Il 14/01/2014 15:24, Eric Farman ha scritto:
> When an unplug is triggered via QMP, the routine scsi_req_cancel
> is called to cancel any outstanding requests. However, the I/Os
> themselves were instantiated via an asynchronous call that will
> drive scsi_*_complete routines after the unplug call stack finishes.
> As all references to the request have been released by the cancel
> thread, the scsi_*_complete routines experience a range of failures
> when it attempts to manipulate the released storage.
This should never happen.
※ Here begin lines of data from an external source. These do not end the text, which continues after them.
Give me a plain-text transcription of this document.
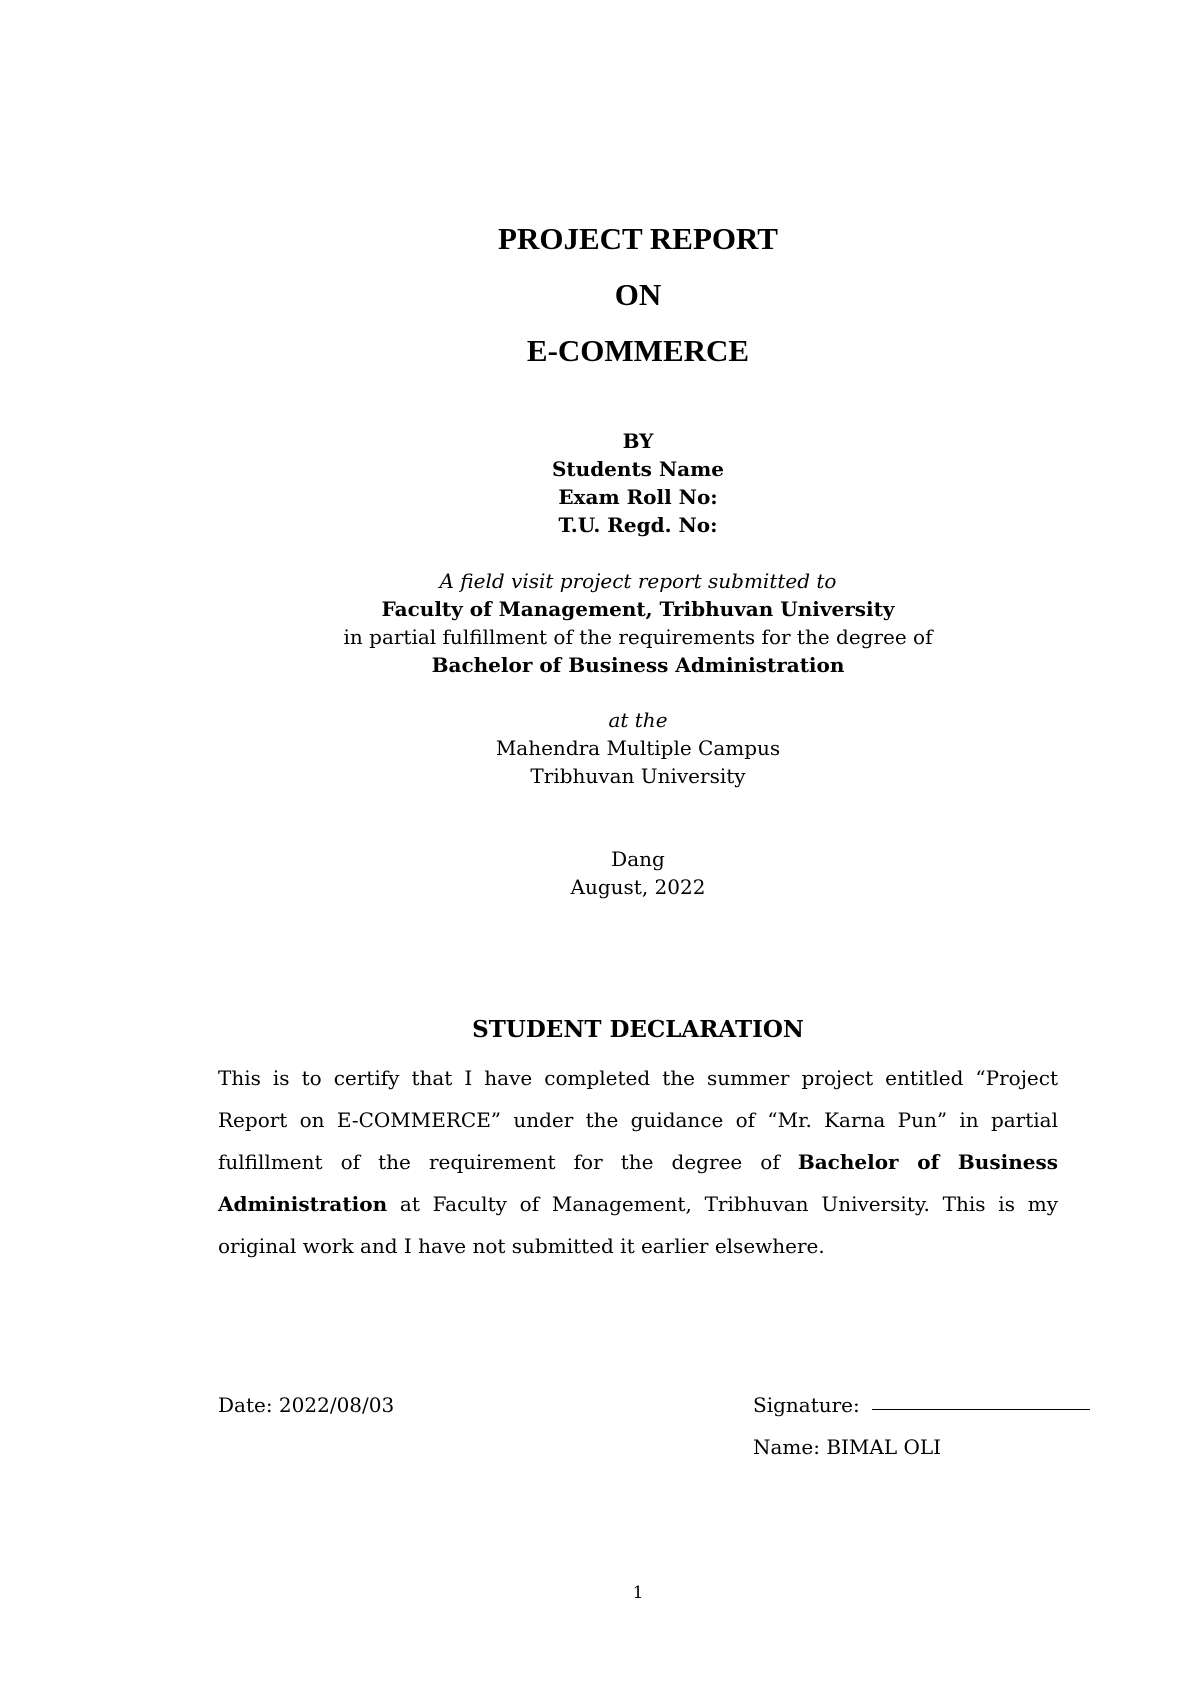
PROJECT REPORT
ON
E-COMMERCE
BY
Students Name
Exam Roll No:
T.U. Regd. No:
A field visit project report submitted to
Faculty of Management, Tribhuvan University
in partial fulfillment of the requirements for the degree of
Bachelor of Business Administration
at the
Mahendra Multiple Campus
Tribhuvan University
Dang
August, 2022
STUDENT DECLARATION
This is to certify that I have completed the summer project entitled “Project Report on E-COMMERCE” under the guidance of “Mr. Karna Pun” in partial fulfillment of the requirement for the degree of Bachelor of Business Administration at Faculty of Management, Tribhuvan University. This is my original work and I have not submitted it earlier elsewhere.
Date: 2022/08/03	Signature:
Name: BIMAL OLI
1
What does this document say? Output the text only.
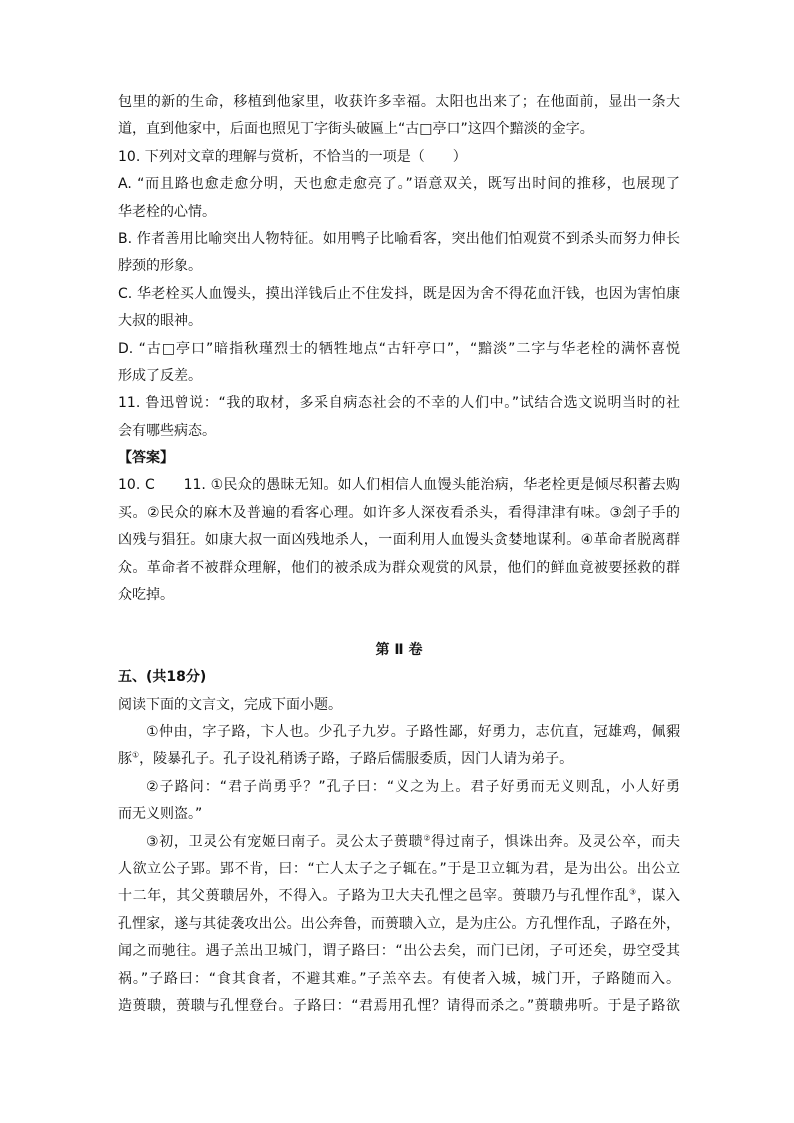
包里的新的生命，移植到他家里，收获许多幸福。太阳也出来了；在他面前，显出一条大
道，直到他家中，后面也照见丁字街头破匾上“古□亭口”这四个黯淡的金字。
10. 下列对文章的理解与赏析，不恰当的一项是（　　）
A. “而且路也愈走愈分明，天也愈走愈亮了。”语意双关，既写出时间的推移，也展现了
华老栓的心情。
B. 作者善用比喻突出人物特征。如用鸭子比喻看客，突出他们怕观赏不到杀头而努力伸长
脖颈的形象。
C. 华老栓买人血馒头，摸出洋钱后止不住发抖，既是因为舍不得花血汗钱，也因为害怕康
大叔的眼神。
D. “古□亭口”暗指秋瑾烈士的牺牲地点“古轩亭口”，“黯淡”二字与华老栓的满怀喜悦
形成了反差。
11. 鲁迅曾说：“我的取材，多采自病态社会的不幸的人们中。”试结合选文说明当时的社
会有哪些病态。
【答案】
10. C　　11. ①民众的愚昧无知。如人们相信人血馒头能治病，华老栓更是倾尽积蓄去购
买。②民众的麻木及普遍的看客心理。如许多人深夜看杀头，看得津津有味。③刽子手的
凶残与猖狂。如康大叔一面凶残地杀人，一面利用人血馒头贪婪地谋利。④革命者脱离群
众。革命者不被群众理解，他们的被杀成为群众观赏的风景，他们的鲜血竟被要拯救的群
众吃掉。
第 Ⅱ 卷
五、(共18分)
阅读下面的文言文，完成下面小题。
①仲由，字子路，卞人也。少孔子九岁。子路性鄙，好勇力，志伉直，冠雄鸡，佩豭
豚①，陵暴孔子。孔子设礼稍诱子路，子路后儒服委质，因门人请为弟子。
②子路问：“君子尚勇乎？”孔子曰：“义之为上。君子好勇而无义则乱，小人好勇
而无义则盗。”
③初，卫灵公有宠姬曰南子。灵公太子蒉聩②得过南子，惧诛出奔。及灵公卒，而夫
人欲立公子郢。郢不肯，曰：“亡人太子之子辄在。”于是卫立辄为君，是为出公。出公立
十二年，其父蒉聩居外，不得入。子路为卫大夫孔悝之邑宰。蒉聩乃与孔悝作乱③，谋入
孔悝家，遂与其徒袭攻出公。出公奔鲁，而蒉聩入立，是为庄公。方孔悝作乱，子路在外，
闻之而驰往。遇子羔出卫城门，谓子路曰：“出公去矣，而门已闭，子可还矣，毋空受其
祸。”子路曰：“食其食者，不避其难。”子羔卒去。有使者入城，城门开，子路随而入。
造蒉聩，蒉聩与孔悝登台。子路曰：“君焉用孔悝？请得而杀之。”蒉聩弗听。于是子路欲
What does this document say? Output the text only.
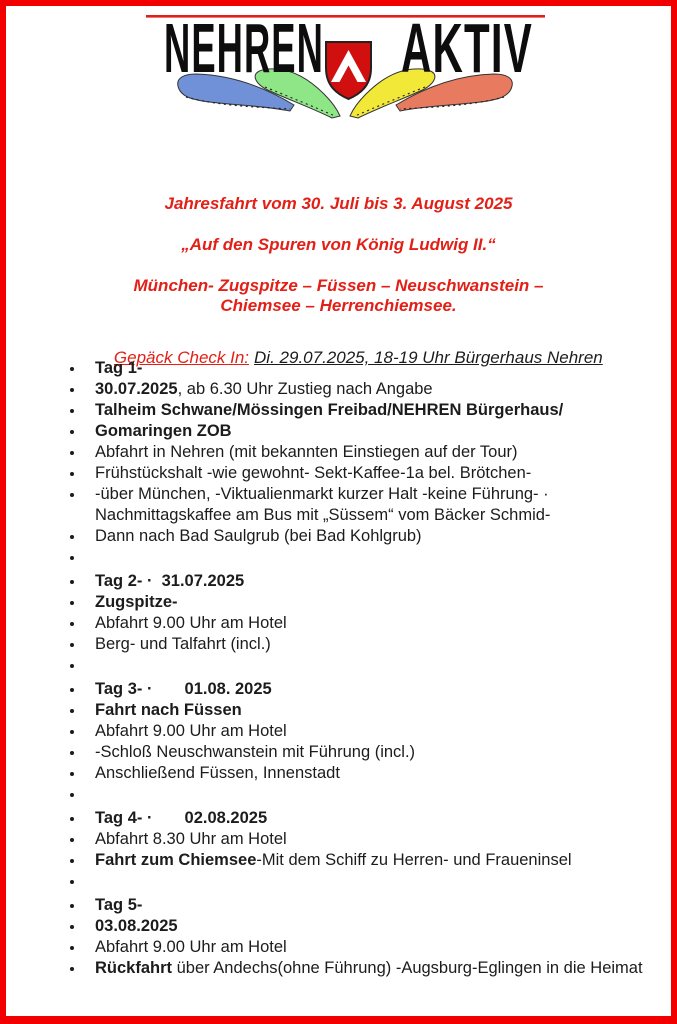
NEHREN AKTIV
Jahresfahrt vom 30. Juli bis 3. August 2025
„Auf den Spuren von König Ludwig II.“
München- Zugspitze – Füssen – Neuschwanstein –
Chiemsee – Herrenchiemsee.

Gepäck Check In: Di. 29.07.2025, 18-19 Uhr Bürgerhaus Nehren

Tag 1-
30.07.2025, ab 6.30 Uhr Zustieg nach Angabe
Talheim Schwane/Mössingen Freibad/NEHREN Bürgerhaus/
Gomaringen ZOB
Abfahrt in Nehren (mit bekannten Einstiegen auf der Tour)
Frühstückshalt -wie gewohnt- Sekt-Kaffee-1a bel. Brötchen-
-über München, -Viktualienmarkt kurzer Halt -keine Führung- ·
Nachmittagskaffee am Bus mit „Süssem“ vom Bäcker Schmid-
Dann nach Bad Saulgrub (bei Bad Kohlgrub)
Tag 2- ·  31.07.2025
Zugspitze-
Abfahrt 9.00 Uhr am Hotel
Berg- und Talfahrt (incl.)
Tag 3- ·       01.08. 2025
Fahrt nach Füssen
Abfahrt 9.00 Uhr am Hotel
-Schloß Neuschwanstein mit Führung (incl.)
Anschließend Füssen, Innenstadt
Tag 4- ·       02.08.2025
Abfahrt 8.30 Uhr am Hotel
Fahrt zum Chiemsee-Mit dem Schiff zu Herren- und Fraueninsel
Tag 5-
03.08.2025
Abfahrt 9.00 Uhr am Hotel
Rückfahrt über Andechs(ohne Führung) -Augsburg-Eglingen in die Heimat
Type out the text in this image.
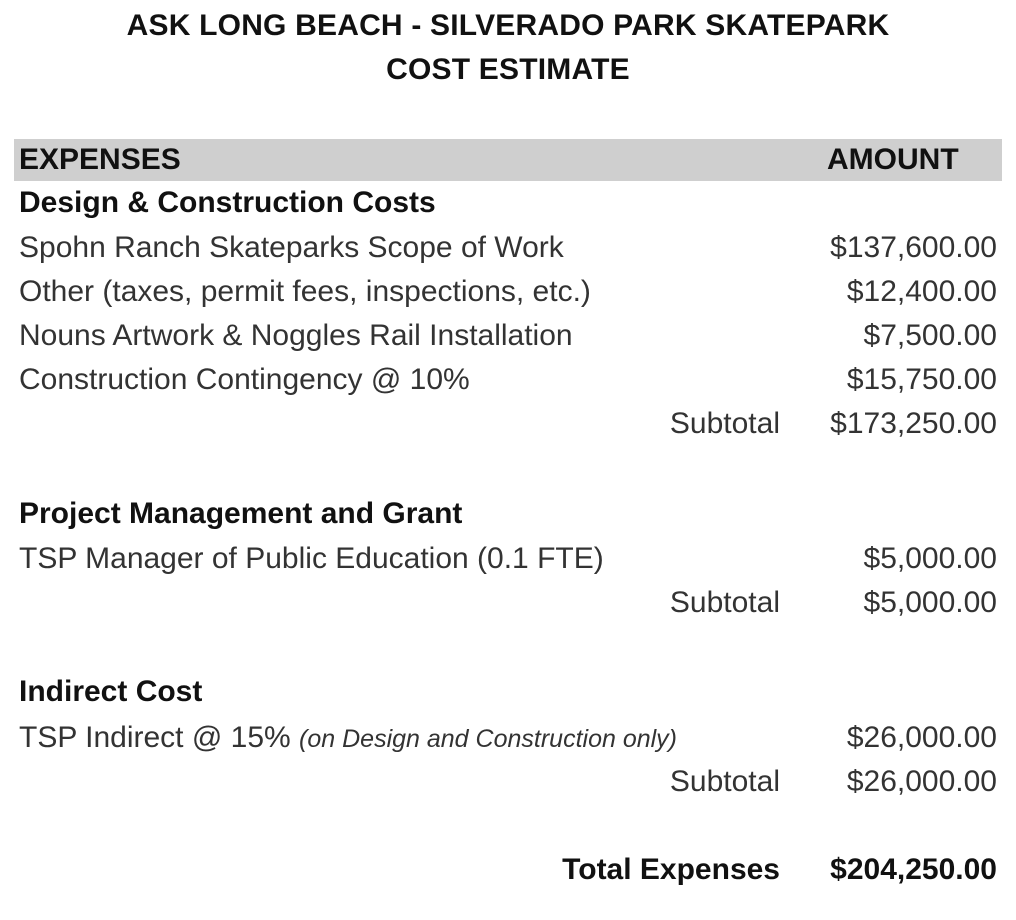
ASK LONG BEACH - SILVERADO PARK SKATEPARK
COST ESTIMATE
EXPENSES	AMOUNT
Design & Construction Costs
Spohn Ranch Skateparks Scope of Work	$137,600.00
Other (taxes, permit fees, inspections, etc.)	$12,400.00
Nouns Artwork & Noggles Rail Installation	$7,500.00
Construction Contingency @ 10%	$15,750.00
Subtotal $173,250.00
Project Management and Grant
TSP Manager of Public Education (0.1 FTE)	$5,000.00
Subtotal	$5,000.00
Indirect Cost
TSP Indirect @ 15% (on Design and Construction only)	$26,000.00
Subtotal $26,000.00
Total Expenses $204,250.00
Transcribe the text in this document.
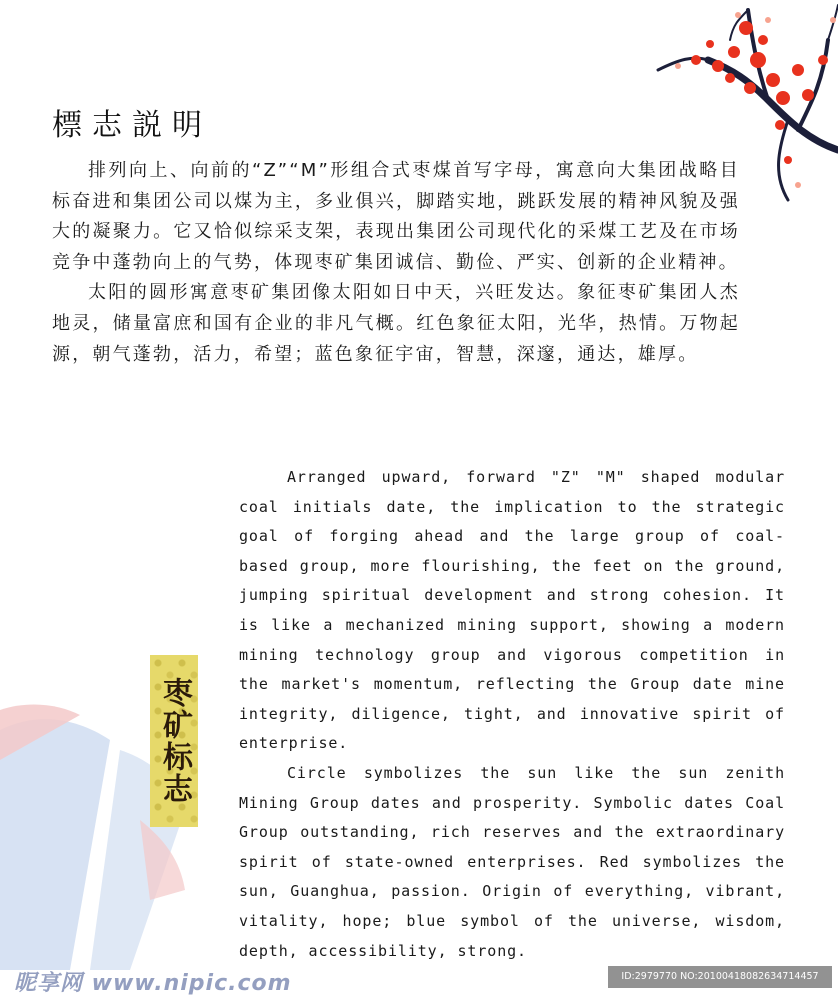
標志説明

排列向上、向前的“Z”“M”形组合式枣煤首写字母，寓意向大集团战略目标奋进和集团公司以煤为主，多业俱兴，脚踏实地，跳跃发展的精神风貌及强大的凝聚力。它又恰似综采支架，表现出集团公司现代化的采煤工艺及在市场竞争中蓬勃向上的气势，体现枣矿集团诚信、勤俭、严实、创新的企业精神。

太阳的圆形寓意枣矿集团像太阳如日中天，兴旺发达。象征枣矿集团人杰地灵，储量富庶和国有企业的非凡气概。红色象征太阳，光华，热情。万物起源，朝气蓬勃，活力，希望；蓝色象征宇宙，智慧，深邃，通达，雄厚。

Arranged upward, forward "Z" "M" shaped modular coal initials date, the implication to the strategic goal of forging ahead and the large group of coal-based group, more flourishing, the feet on the ground, jumping spiritual development and strong cohesion. It is like a mechanized mining support, showing a modern mining technology group and vigorous competition in the market's momentum, reflecting the Group date mine integrity, diligence, tight, and innovative spirit of enterprise.

Circle symbolizes the sun like the sun zenith Mining Group dates and prosperity. Symbolic dates Coal Group outstanding, rich reserves and the extraordinary spirit of state-owned enterprises. Red symbolizes the sun, Guanghua, passion. Origin of everything, vibrant, vitality, hope; blue symbol of the universe, wisdom, depth, accessibility, strong.

枣矿标志
昵享网 www.nipic.com	ID:2979770 NO:20100418082634714457
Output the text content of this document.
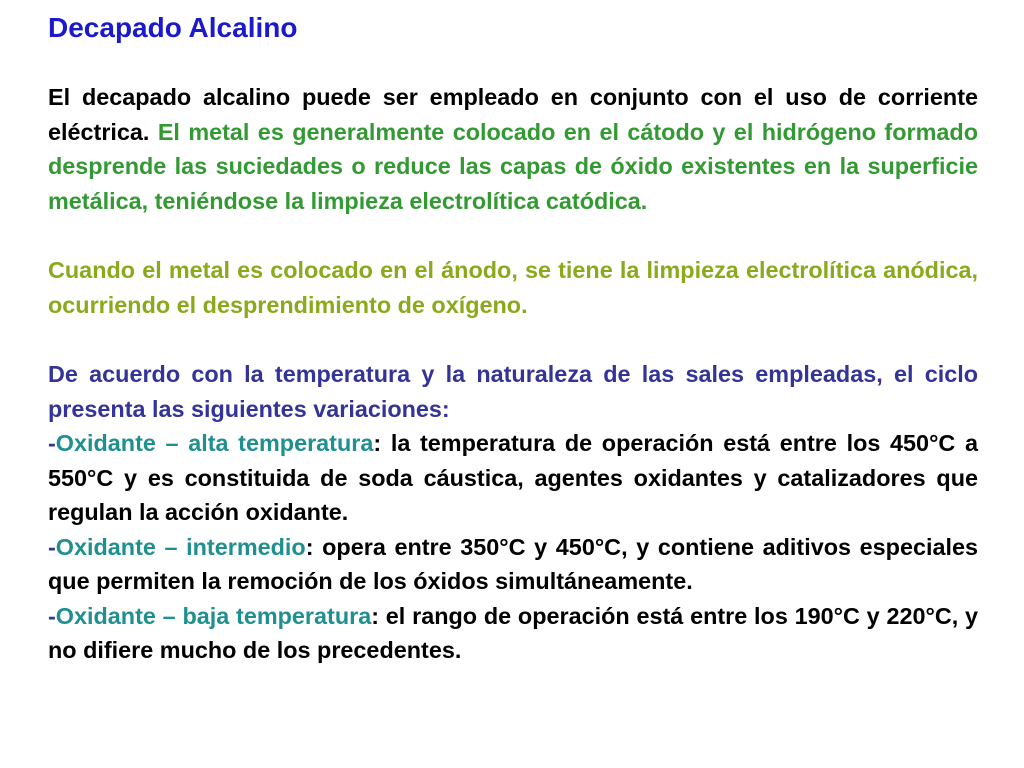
Decapado Alcalino

El decapado alcalino puede ser empleado en conjunto con el uso de corriente eléctrica. El metal es generalmente colocado en el cátodo y el hidrógeno formado desprende las suciedades o reduce las capas de óxido existentes en la superficie metálica, teniéndose la limpieza electrolítica catódica.

Cuando el metal es colocado en el ánodo, se tiene la limpieza electrolítica anódica, ocurriendo el desprendimiento de oxígeno.

De acuerdo con la temperatura y la naturaleza de las sales empleadas, el ciclo presenta las siguientes variaciones:

-Oxidante – alta temperatura: la temperatura de operación está entre los 450°C a 550°C y es constituida de soda cáustica, agentes oxidantes y catalizadores que regulan la acción oxidante.

-Oxidante – intermedio: opera entre 350°C y 450°C, y contiene aditivos especiales que permiten la remoción de los óxidos simultáneamente.

-Oxidante – baja temperatura: el rango de operación está entre los 190°C y 220°C, y no difiere mucho de los precedentes.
See scsi_req_cancel:
void scsi_req_cancel(SCSIRequest *req)
{
trace_scsi_req_cancel(req->dev->id, req->lun, req->tag);
if (!req->enqueued) {
return;
}
scsi_req_ref(req);
scsi_req_dequeue(req);
req->io_canceled = true;
if (req->ops->cancel_io) {
req->ops->cancel_io(req);
}
if (req->bus->info->cancel) {
req->bus->info->cancel(req);
}
scsi_req_unref(req);
}
After req->ops->cancel_io returns, the following invariant must hold:
Any AIO callbacks will have been called before req->ops->cancel_io
returns, or they never will.
The invariant is also present in bdrv_aio_cancel, and should respected
at all levels: dma_aio_cancel in dma-helpers.c, thread_pool_cancel in
thread-pool.c, laio_cancel in block/linux-aio.c, and so on.
scsi_cancel_io (in hw/scsi/scsi-disk.c) is very careful in its handling
of reference counts and aiocb, with the exact purpose of triggering an
assertion failure if the invariant is not respected.
Now that I look more at the code, at least this patch is needed:
diff --git a/hw/scsi/scsi-disk.c b/hw/scsi/scsi-disk.c
index bce617c..ee1f5eb 100644
--- a/hw/scsi/scsi-disk.c
+++ b/hw/scsi/scsi-disk.c
@@ -2306,6 +2306,7 @@ static const SCSIReqOps scsi_disk_emulate_reqops
.send_command = scsi_disk_emulate_command,
.read_data = scsi_disk_emulate_read_data,
.write_data = scsi_disk_emulate_write_data,
+ .cancel_io = scsi_cancel_io,
.get_buf = scsi_get_buf,
};
but it should only have an effect in very special cases, with commands
such as UNMAP, WRITE SAME or MODE SELECT.
Paolo